D1srupta's Journal, 15 May 2016

As I start to reach closer to my end goal, I feel it is a good idea to start relying less on the scale and more on body measurements.

Neck 17.5
Should 51.25
Chest 46.75
Waist 50.5
Hips 43.25
Thigh 26
Calf 15.75
Biceps 16.25
Forearm 12
BF% 36.1%

I have not taken pictures of my progress, so the progress is not as easily seen. I'm too ashamed to take and provide pictures, which would at least validate the progress, but the measurements should help to alleviate the issue of validation with the shame. Especially if I hit a point in which I see no weight loss but notice a change in muscle to fat ratios.

It is clear to me that I'll have to deal with some of the downfalls of rapid weight loss after excessive weight gain.

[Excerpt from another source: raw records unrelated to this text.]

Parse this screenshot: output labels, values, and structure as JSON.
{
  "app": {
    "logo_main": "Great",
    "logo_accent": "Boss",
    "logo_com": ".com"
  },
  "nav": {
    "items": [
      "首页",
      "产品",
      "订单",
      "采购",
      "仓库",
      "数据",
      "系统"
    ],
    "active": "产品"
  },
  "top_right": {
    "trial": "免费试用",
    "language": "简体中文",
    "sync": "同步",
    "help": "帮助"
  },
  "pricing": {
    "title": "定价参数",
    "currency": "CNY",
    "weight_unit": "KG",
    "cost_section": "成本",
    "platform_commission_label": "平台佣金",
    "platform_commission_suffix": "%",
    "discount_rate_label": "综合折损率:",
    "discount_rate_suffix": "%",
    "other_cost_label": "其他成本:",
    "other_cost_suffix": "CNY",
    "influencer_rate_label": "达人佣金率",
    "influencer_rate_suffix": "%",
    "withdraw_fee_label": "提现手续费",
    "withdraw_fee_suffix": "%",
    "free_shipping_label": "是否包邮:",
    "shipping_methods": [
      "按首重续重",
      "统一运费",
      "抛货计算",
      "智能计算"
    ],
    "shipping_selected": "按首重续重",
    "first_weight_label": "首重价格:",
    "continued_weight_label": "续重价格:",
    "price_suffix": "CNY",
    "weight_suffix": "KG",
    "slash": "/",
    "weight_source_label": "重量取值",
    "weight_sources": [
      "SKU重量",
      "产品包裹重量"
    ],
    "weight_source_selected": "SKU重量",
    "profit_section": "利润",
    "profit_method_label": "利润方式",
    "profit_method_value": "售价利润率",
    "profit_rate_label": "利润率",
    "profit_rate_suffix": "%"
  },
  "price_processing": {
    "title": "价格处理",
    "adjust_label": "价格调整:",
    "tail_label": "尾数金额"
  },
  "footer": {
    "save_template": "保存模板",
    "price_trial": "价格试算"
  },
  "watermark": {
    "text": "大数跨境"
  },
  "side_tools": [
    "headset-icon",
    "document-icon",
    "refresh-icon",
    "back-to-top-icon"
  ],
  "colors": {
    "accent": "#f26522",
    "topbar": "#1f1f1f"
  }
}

It is my own fault for letting it go so far. I'm sure that I've done irreversible damage that has shortened my life expectancy by years, but all I can do is to try and fix that with better choices.




Diet Calendar Entry for 15 May 2016:
2126 kcal Fat: 163.97g | Prot: 126.21g | Carb: 34.50g.   Breakfast: Kerrygold Pure Irish Butter, Egg, Pork Shoulder Roasts or Steaks (Boston Blade). Dinner: Spice World Minced Garlic, Sartori Shredded Parmesan Cheese, Kerrygold Pure Irish Butter, Marketside Broccoli Cauliflower, Great Value Ground Beef 73/27. Snacks/Other: David Seeds Ranch Sunflower Seeds. more...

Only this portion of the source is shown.